I do not see, let me add, why we should extend to infinity our massacre of birds, or, at least, of these species which are represented in our museums, or in the museums painted by Wilson, and his disciple Audubon, whose truly royal book, exhibiting both race, and the egg, the nest, the forest, the very landscape, is a rivalry with nature.

These great observers have one speciality which separates them from all others. Their feeling is so delicate, so precise, that no generalities could satisfy it; they must always examine the individual. God, I think, knows nothing of our classifications: he created such and such a creature, and gives but little heed to the imaginary lines with which we isolate the species. In the same manner, Wilson knew nothing of birds in the mass; but such an individual, of such an age, with such plumage, in such circumstances.

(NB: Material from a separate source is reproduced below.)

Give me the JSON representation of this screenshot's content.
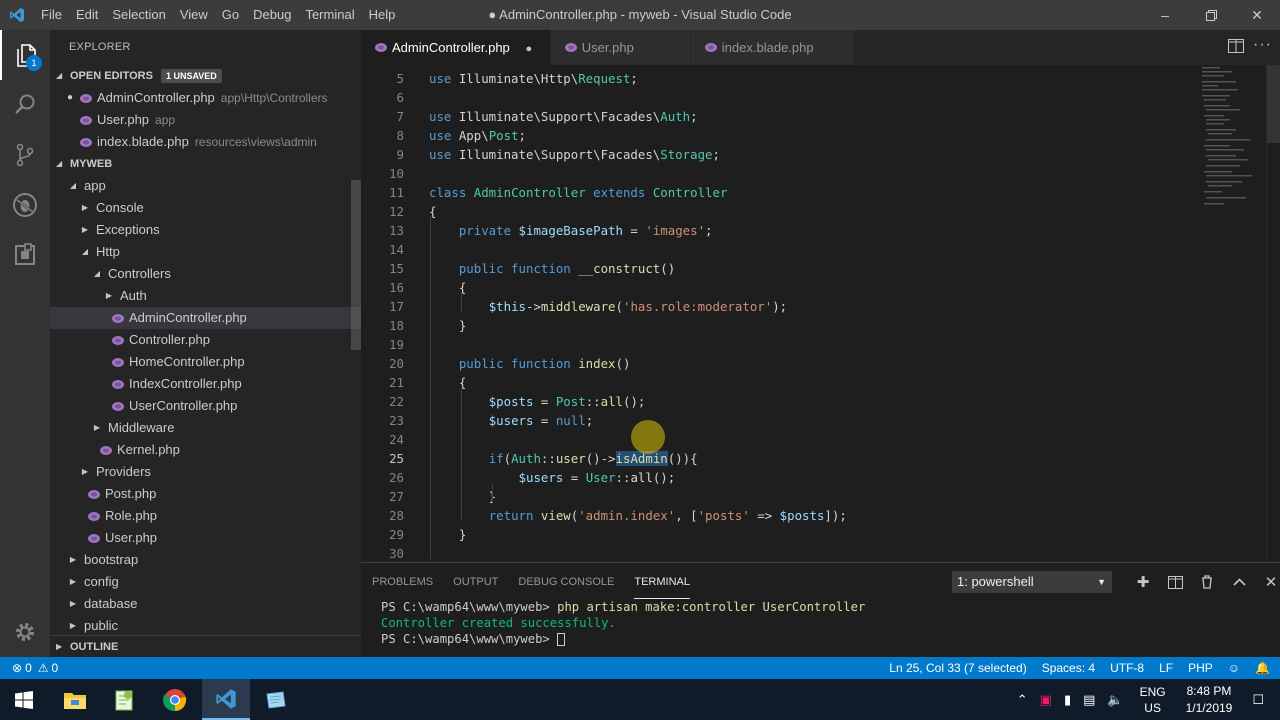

He knows it, has seen it, has seen it again, and again, and he will tell you what it does, what it eats, how it comports itself, and will relate certain adventures, certain anecdotes of its life. "I knew a woodpecker. I have frequently seen a Baltimore." When he uses these expressions, you may wholly trust yourself to him; they mean that he has held close relations with them in a species of friendly and family intimacy. Would that we knew the men with whom we transact business as well as Wilson knew the bird qua, or the heron of the Carolinas!

It is easily understood, and not difficult to imagine, that when this bird-man returned among men, he met with none that could comprehend him. His peculiarly novel originality, his marvellous exactness, his unique faculty of individualization (the only means of re-making of re-creating the living being), were the chief obstacles to his success. Neither publishers nor public cared for more than noble, lofty, and vague generalities, in faithful observance of Buffon's precept: To generalize is to ennoble; therefore, adopt the word "general."

It required time, and, more than all, it required that this fertile genius should after his death inspire a similar genius, the accurate and patient Audubon, whose colossal work has astonished and subjugated the public, by demonstrating that the true and living in representation of individuality is nobler and more majestic than the forced products of the generalizing art.